In den USA ist jeder Fünfte überzeugt, unter einer Lebensmittelallergie zu leiden. Tatsächlich ist es jedoch nur jeder Zehnte, so das Resultat einer neuen Studie.
Menschen, die bei sich eine Nahrungsmittelallergie vermuten, sollten sich von einem Arzt testen lassen, statt bestimmte Lebensmittel in Eigenregie lebenslang aus ihrer Ernährung zu verbannen, empfehlen die Wissenschaftler um den Kinderarzt Professor Dr. Ruchi S. Gupta vom Ann & Robert H. Lurie Childrens’s Hospital Chicago und der Northwestern University im Fachjournal »JAMA Network Open«. Sie weisen darauf hin, dass Betroffene im Fall einer echten Allergie eine entsprechende Schulung benötigen, um Anaphylaxie-Symptome rechtzeitig zu erkennen und Noradrenalin-Injektoren korrekt anzuwenden.

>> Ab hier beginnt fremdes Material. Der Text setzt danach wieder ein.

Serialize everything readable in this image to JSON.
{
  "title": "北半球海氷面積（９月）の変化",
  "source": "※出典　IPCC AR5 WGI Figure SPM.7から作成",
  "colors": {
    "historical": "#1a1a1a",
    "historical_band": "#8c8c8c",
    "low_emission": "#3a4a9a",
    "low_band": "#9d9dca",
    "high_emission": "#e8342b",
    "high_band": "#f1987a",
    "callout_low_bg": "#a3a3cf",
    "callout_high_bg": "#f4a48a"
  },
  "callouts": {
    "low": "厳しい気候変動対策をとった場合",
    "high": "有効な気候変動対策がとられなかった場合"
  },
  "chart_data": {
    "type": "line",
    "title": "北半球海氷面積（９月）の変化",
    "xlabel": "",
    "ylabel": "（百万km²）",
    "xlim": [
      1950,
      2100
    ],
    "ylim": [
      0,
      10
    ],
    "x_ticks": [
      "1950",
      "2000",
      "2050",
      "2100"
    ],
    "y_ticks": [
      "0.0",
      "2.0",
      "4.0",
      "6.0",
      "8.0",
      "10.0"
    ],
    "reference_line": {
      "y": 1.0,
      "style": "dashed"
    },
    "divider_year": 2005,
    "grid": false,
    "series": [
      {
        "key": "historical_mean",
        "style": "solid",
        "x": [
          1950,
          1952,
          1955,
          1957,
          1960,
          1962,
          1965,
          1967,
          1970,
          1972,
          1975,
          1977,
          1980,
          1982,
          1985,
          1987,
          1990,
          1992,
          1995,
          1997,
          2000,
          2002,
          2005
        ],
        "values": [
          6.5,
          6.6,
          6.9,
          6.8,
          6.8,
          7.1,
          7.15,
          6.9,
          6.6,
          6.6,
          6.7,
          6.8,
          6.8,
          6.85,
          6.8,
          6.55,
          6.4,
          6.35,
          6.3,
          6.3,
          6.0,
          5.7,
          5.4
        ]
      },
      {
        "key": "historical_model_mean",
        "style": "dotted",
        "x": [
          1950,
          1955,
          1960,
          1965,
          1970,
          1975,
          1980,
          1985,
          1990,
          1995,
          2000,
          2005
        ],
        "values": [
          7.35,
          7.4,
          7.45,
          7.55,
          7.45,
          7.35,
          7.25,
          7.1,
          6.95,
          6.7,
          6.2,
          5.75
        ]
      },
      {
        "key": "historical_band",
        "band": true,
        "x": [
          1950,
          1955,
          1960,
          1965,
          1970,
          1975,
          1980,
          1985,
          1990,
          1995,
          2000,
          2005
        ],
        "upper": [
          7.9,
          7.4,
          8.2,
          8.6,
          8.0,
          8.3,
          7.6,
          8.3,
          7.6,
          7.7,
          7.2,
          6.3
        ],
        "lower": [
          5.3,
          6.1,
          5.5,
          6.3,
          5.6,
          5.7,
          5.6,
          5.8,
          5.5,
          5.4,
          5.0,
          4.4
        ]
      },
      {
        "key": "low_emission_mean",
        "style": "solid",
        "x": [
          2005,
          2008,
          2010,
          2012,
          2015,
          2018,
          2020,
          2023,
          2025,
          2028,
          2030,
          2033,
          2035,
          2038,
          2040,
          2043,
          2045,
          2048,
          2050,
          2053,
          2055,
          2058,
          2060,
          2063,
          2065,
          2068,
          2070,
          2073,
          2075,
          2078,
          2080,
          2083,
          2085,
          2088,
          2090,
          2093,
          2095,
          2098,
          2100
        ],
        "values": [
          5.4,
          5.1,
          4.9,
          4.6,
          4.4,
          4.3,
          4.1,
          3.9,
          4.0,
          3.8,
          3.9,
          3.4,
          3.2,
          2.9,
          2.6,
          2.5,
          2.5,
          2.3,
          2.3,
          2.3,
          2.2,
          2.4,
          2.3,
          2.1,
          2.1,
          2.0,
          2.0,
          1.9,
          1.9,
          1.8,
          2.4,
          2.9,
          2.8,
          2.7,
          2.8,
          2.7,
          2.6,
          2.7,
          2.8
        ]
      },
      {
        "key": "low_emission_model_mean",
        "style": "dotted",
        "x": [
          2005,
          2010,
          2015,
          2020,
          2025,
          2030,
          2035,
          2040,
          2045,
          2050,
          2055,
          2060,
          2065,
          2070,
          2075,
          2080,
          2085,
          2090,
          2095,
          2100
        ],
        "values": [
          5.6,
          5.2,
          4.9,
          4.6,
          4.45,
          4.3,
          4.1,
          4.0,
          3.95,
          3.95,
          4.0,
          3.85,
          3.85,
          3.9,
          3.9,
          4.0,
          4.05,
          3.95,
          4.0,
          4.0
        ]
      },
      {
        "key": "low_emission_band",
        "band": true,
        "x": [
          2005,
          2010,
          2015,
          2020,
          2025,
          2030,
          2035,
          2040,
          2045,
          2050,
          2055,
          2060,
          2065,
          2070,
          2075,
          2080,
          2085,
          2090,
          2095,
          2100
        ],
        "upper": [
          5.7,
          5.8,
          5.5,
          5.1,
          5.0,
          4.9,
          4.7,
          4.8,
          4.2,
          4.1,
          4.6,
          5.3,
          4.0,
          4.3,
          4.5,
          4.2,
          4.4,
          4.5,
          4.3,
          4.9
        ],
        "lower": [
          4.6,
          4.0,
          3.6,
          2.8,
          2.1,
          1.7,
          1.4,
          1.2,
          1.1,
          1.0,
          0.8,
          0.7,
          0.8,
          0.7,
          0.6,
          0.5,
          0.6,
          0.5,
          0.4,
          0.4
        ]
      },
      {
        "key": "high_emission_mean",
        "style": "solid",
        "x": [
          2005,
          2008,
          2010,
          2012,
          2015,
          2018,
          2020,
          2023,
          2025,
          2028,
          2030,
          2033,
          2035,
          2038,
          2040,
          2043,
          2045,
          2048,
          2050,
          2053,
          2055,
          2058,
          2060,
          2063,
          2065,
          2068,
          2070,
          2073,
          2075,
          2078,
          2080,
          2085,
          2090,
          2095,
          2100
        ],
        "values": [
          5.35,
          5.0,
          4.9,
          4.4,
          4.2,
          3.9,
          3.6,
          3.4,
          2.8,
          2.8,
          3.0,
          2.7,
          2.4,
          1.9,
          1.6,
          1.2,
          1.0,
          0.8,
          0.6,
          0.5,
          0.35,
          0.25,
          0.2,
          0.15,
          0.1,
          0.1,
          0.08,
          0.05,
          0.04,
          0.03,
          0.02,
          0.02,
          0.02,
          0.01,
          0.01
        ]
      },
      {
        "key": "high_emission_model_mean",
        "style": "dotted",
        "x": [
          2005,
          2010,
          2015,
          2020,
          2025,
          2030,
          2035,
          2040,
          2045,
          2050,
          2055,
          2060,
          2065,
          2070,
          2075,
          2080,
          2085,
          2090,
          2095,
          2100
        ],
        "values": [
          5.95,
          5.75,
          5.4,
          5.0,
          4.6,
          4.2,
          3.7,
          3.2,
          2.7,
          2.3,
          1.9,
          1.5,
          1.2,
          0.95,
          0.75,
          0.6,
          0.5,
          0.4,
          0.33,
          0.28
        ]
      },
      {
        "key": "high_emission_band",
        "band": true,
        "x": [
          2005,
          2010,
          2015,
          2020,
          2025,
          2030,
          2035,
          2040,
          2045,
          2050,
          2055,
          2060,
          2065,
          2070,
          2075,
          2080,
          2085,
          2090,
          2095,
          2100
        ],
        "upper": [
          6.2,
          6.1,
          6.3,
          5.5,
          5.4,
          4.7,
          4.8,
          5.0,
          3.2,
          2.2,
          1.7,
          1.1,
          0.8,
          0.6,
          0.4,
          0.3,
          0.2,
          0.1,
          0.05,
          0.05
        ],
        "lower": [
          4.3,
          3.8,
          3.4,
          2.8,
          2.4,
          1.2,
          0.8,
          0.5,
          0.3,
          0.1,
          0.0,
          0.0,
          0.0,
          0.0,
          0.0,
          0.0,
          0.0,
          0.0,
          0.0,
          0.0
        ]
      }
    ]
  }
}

Für ihre Studie analysierten die Wissenschaftler Umfragedaten von mehr als 40.000 erwachsenen US-Amerikanern. 19,0 Prozent der Untersuchten glaubten, sie litten unter einer Lebensmittelallergie, doch stimmten die angegebenen Symptome oft nicht mit den Kriterien für eine echte allergische Reaktion überein. Nur bei 10,8 Prozent lagen überzeugende Hinweise für eine Lebensmittelallergie vor. Doch auch bei diesen lag nur bei rund der Hälfte eine ärztliche Diagnose vor.
51,1 Prozent der »echten« Allergiker hatten schon einmal eine schwere Immunreaktion durchgemacht. Von den Befragten hatten mindestens 38 Prozent einmal in ihrem Leben die Notaufnahme infolge einer Reaktion auf Lebensmittel aufgesucht. Jeder Vierte hatte eine aktuelle Noradrenalin-Verordnung.
Als häufigste Allergene wurden aufgeführt: Schalentiere (2,9 Prozent), Milch (1,9 Prozent), Erdnüsse (1,8 Prozent), echte Nüsse (1,2 Prozent) und Fisch (0,9 Prozent), gefolgt von Eiern, Weizen, Soja und Sesam. 45,3 Prozent zeigten Allergien gegen mehrere Lebensmittel.
Die Studie kam zum überraschenden Resultat, dass sich die Allergie bei jedem zweiten erst im Erwachsenenalter entwickelt hatte. Die Wissenschaftler empfehlen mehr Forschung, um zu verstehen, weshalb dies geschieht und wie es sich verhindern lässt.
Als Anzeichen einer Allergie werteten die Wissenschaftler Symptome wie Urtikaria (Nesselsucht), Schwellungen, Schluckschwierigkeiten, Engegefühl im Hals oder der Brust, Atembeschwerden, Keuchen, Erbrechen sowie Brustschmerzen, gesteigerte Herzschlagfrequenz, Hypotonie und Ohnmacht nach Konsum gewisser Lebensmittel. Symptome wie Durchfall und Bauchkrämpfe ordneten die Wissenschaftler dagegen eher einer Intoleranz zu.
Quelle:
https://www.pharmazeutische-zeitung.de/jede-zweite-eigendiagnose-ist-falsch/
DOI: 10.1001/jamanetworkopen.2018.5630
Kommentar & Ergänzung:
Jede zweite Eigendiagnose mit dem Etikett „Lebensmittelallergie“ ist also falsch. Das dürfte in Europa nicht viel anders sein.
Solche Fehldiagnosen basieren oft auf fragwürdigen Allergie-Tests, insbesondere sogenannten IgG-Bestimmungen.
Siehe dazu:
Nahrungsmittel-Allergien: Viele Tests nutzlos, aber lukrativ
Im Bereich der Alternativmedizin stammen Fehldiagnosen vor allem von Kinesiologie-Tests.
In einer Studie wurden 315 Kinder und Jugendliche über einen Zeitraum von 2 Jahren mit kinesiologischen Mitteln auf Lebensmittelallergien hin getestet. Kinesiologen konnten dabei weder die Resultate von Kollegen überzufällig oft bestätigen, noch stimmten die Diagnosen statistisch signifikant mit den Ergebnissen aus verlässlichen herkömmlichen Allergietests (Antikörperbestimmung, Hauttest) überein.
(Quelle: R Pothmann: Evaluation der klinisch angewandten Kinesiologie bei Nahrungsmittel-Unverträglichkeiten im Kindesalter. In: Forsch Komplementärmedizin Klass Naturheilk 2001;8:336-344).